For us, I had not paid enough attention (and respect) to those other industries we could have also served. I had not nurtured the relationships and supported them. I didn’t refer business to them and promote them as I would wish they supported me. I had not understood the bigger picture and the possibilities inherent in having a more diverse portfolio of potential business and goodwill.

The lessons forced me to seek new ways to show up for others. I re-dedicated my research to figuring out what is missed when we just surface-connect. I interviewed college professors, marketing experts, sales experts, human resources and just about anyone I could talk to in order to confirm what I had discovered.

Austin Distel
Austin Distel

Dynamic Engagement. We define this practice as setting a positive attitude and being prepared to ask strategic, empathetically-driven questions that will reveal who they are, what they represent and who in your arsenal of contacts they want to meet. Find out about their position in their company, their responsibilities, what they love about their job, their career, their life. Watch their body language. Make them feel comfortable. Get good at this and you will stand out from everyone else in the room.

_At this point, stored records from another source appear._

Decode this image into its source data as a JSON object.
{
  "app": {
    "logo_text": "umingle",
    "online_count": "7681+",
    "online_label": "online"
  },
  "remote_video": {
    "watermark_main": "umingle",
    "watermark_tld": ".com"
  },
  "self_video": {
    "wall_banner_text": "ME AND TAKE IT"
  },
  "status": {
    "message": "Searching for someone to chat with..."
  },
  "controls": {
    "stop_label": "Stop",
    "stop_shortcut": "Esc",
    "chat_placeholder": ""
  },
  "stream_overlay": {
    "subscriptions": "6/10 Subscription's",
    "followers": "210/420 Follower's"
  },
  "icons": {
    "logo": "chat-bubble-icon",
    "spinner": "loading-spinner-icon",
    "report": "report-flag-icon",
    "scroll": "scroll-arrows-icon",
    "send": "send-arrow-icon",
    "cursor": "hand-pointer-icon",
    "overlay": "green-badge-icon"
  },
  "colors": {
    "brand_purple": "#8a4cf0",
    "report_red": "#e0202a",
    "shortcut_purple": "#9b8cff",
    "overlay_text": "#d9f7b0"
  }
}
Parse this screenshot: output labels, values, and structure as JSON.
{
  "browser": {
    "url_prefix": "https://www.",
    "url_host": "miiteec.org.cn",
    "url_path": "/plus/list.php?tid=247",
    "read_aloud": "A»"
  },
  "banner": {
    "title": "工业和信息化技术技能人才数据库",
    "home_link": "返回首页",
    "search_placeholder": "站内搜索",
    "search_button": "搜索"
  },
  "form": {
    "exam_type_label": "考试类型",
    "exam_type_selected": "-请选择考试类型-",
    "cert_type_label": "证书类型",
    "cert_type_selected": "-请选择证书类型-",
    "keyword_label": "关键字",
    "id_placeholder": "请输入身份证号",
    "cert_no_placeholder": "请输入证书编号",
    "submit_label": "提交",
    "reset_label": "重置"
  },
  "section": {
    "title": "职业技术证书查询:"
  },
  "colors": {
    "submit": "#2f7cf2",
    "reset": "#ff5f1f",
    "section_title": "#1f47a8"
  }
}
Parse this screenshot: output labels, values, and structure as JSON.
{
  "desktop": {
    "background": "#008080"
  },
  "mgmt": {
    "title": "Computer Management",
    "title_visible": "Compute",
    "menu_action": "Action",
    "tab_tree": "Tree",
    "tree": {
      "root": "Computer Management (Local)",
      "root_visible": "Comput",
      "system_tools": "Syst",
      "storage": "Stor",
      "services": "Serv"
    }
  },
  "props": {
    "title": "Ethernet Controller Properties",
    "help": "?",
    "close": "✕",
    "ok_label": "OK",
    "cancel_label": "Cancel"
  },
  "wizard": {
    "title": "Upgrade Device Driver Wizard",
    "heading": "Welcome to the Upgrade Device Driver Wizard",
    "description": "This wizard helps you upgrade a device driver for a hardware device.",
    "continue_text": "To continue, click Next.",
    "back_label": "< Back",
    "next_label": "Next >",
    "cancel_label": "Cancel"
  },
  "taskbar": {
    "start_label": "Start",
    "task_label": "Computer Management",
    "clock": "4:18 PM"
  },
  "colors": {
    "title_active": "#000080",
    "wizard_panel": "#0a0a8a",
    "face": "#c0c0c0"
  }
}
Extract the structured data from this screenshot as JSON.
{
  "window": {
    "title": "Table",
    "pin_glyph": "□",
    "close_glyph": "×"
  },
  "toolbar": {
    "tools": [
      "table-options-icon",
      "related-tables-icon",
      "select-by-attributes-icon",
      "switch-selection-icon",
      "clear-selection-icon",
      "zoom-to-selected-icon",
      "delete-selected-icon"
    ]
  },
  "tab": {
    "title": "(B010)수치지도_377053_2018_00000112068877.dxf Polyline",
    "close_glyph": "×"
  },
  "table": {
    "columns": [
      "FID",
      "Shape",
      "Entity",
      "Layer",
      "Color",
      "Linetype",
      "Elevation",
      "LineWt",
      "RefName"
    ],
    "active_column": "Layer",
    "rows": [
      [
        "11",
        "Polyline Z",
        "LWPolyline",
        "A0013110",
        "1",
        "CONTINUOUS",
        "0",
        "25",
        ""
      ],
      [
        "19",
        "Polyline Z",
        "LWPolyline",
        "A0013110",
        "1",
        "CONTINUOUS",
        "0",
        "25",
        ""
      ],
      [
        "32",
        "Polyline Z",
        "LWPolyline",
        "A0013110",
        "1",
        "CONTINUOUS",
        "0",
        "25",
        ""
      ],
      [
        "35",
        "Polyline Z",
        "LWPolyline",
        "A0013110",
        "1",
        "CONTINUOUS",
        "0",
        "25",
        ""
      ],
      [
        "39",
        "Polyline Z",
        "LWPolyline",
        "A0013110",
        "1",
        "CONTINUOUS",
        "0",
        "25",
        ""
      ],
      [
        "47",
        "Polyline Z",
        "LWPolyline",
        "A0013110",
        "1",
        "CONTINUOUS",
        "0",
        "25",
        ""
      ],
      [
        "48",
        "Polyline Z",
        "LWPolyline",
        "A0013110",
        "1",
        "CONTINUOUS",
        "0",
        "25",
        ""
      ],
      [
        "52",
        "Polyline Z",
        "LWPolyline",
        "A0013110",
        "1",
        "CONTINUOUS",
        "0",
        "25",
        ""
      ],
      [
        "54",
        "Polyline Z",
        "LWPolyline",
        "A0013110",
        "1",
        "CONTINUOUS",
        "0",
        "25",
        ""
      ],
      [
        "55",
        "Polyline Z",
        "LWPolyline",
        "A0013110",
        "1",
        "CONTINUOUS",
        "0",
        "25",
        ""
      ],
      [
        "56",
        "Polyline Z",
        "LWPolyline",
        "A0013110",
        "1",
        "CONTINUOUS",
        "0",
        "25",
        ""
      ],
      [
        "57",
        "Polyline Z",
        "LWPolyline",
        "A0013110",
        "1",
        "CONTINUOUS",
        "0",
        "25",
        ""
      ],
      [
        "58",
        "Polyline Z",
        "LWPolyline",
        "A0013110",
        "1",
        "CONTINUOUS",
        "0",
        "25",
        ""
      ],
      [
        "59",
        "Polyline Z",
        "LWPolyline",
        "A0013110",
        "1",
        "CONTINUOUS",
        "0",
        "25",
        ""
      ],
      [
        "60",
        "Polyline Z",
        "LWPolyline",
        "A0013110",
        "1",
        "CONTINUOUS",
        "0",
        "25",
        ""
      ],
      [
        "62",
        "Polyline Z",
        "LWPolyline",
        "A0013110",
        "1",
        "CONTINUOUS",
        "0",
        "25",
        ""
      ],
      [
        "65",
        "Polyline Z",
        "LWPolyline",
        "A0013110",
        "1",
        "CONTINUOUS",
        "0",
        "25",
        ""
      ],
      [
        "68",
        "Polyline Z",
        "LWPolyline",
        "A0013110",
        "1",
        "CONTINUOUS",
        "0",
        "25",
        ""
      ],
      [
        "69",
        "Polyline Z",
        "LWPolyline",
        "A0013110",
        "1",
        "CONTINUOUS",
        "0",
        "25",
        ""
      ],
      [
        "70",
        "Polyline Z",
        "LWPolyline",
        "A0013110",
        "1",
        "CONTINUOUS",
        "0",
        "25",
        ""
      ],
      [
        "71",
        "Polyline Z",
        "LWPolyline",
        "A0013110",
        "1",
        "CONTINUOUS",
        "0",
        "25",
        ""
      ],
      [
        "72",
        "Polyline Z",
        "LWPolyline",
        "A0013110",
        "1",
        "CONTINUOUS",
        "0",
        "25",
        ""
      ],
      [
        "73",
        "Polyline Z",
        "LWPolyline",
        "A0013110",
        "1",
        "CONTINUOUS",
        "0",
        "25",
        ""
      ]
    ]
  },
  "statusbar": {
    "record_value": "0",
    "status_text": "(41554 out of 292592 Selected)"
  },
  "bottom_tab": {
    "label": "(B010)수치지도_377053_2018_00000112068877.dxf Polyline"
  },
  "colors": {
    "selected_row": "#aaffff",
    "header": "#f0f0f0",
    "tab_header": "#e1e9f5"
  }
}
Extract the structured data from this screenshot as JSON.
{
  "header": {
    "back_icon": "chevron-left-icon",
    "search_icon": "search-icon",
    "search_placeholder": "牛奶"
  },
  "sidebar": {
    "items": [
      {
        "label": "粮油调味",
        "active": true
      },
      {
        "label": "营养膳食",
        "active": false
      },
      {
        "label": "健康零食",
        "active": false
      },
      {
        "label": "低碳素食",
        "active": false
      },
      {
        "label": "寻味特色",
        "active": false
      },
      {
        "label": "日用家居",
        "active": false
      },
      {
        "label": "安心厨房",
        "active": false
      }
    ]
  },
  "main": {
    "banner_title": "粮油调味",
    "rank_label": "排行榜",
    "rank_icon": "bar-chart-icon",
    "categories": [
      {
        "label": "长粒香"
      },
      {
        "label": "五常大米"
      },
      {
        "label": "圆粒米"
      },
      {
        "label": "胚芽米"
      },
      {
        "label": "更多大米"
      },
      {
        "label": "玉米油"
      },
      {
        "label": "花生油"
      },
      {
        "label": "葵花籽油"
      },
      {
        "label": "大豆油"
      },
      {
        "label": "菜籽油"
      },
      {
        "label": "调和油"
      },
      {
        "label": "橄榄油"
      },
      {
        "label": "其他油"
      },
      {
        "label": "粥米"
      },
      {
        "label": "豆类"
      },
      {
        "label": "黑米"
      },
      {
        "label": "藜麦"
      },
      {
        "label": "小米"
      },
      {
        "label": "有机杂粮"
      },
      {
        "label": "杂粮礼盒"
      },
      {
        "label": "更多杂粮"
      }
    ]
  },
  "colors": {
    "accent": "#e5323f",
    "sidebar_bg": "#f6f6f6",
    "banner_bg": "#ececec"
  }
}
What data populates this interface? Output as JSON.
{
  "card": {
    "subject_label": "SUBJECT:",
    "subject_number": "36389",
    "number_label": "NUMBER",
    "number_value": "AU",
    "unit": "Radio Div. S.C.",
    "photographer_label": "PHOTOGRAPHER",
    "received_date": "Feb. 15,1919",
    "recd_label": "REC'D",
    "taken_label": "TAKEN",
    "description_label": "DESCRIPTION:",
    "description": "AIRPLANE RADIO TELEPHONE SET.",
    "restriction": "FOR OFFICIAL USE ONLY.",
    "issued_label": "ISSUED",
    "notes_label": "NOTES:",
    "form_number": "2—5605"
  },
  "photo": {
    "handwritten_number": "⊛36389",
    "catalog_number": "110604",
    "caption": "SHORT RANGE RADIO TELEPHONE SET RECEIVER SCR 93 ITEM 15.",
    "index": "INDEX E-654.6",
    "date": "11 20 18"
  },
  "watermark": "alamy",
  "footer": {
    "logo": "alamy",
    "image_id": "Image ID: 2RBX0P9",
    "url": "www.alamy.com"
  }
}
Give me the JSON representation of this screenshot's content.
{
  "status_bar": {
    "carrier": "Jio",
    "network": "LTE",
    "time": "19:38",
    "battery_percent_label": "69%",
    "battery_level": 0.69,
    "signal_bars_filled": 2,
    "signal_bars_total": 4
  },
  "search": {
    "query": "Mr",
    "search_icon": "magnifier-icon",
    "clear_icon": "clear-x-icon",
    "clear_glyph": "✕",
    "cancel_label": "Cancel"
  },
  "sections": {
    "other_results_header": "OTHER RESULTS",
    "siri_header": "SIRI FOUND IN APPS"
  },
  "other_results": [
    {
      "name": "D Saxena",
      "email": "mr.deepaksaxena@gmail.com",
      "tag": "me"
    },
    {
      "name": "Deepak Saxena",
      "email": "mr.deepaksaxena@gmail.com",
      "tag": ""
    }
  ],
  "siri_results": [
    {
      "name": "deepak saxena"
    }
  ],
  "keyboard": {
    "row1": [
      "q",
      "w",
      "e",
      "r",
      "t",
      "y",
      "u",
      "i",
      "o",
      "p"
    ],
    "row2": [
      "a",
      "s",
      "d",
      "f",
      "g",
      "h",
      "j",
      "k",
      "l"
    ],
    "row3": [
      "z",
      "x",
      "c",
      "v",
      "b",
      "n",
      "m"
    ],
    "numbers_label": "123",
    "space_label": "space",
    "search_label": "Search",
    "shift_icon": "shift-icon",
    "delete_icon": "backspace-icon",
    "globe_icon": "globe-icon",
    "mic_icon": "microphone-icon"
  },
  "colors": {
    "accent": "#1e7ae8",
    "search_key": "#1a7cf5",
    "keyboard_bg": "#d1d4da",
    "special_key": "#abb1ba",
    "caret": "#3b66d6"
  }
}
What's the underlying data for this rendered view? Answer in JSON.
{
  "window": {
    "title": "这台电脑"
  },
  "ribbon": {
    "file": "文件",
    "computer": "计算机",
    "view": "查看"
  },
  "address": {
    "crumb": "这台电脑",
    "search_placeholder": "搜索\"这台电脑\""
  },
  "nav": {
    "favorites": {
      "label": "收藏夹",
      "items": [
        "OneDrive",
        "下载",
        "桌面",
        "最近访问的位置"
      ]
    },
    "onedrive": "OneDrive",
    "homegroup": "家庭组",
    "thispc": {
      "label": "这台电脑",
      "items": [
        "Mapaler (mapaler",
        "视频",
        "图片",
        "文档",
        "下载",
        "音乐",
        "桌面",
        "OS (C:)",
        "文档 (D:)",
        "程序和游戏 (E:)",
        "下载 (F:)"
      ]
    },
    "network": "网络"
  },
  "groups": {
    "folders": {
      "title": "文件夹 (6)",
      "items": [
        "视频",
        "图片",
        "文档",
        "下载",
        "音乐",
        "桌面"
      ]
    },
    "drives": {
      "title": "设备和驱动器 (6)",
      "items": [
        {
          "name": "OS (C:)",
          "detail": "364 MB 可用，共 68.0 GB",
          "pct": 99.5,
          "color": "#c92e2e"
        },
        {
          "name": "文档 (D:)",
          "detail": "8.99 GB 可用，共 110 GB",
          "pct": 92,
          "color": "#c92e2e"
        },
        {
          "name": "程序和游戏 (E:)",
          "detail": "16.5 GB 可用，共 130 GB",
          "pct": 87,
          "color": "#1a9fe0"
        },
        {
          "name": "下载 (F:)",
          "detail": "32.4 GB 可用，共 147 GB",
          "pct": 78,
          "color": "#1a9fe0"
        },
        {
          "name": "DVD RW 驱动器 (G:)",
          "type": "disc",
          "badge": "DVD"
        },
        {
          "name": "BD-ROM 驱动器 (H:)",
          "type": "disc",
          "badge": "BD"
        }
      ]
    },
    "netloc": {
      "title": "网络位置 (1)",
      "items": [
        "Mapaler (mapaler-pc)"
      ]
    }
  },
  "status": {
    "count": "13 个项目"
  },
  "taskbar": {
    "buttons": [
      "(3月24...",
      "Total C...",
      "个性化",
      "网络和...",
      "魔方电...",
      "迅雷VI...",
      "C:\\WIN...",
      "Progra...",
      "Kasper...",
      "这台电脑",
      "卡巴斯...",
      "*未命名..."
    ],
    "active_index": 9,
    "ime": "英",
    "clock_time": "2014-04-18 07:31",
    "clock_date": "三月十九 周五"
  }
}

Dare to adopt this mantra before you attend another networking event: Maybe they aren’t my ideal prospect… But, whom do they KNOW?

It’s time. Stop surface-connecting. Take the time to go deeper and to practice Dynamic Engagement wherever you are. When you devote your skills and energy to serving others this way, you will be surprised at how the greater good comes back around to you, too.

It’s how we’re wired, and this is how we create a better world.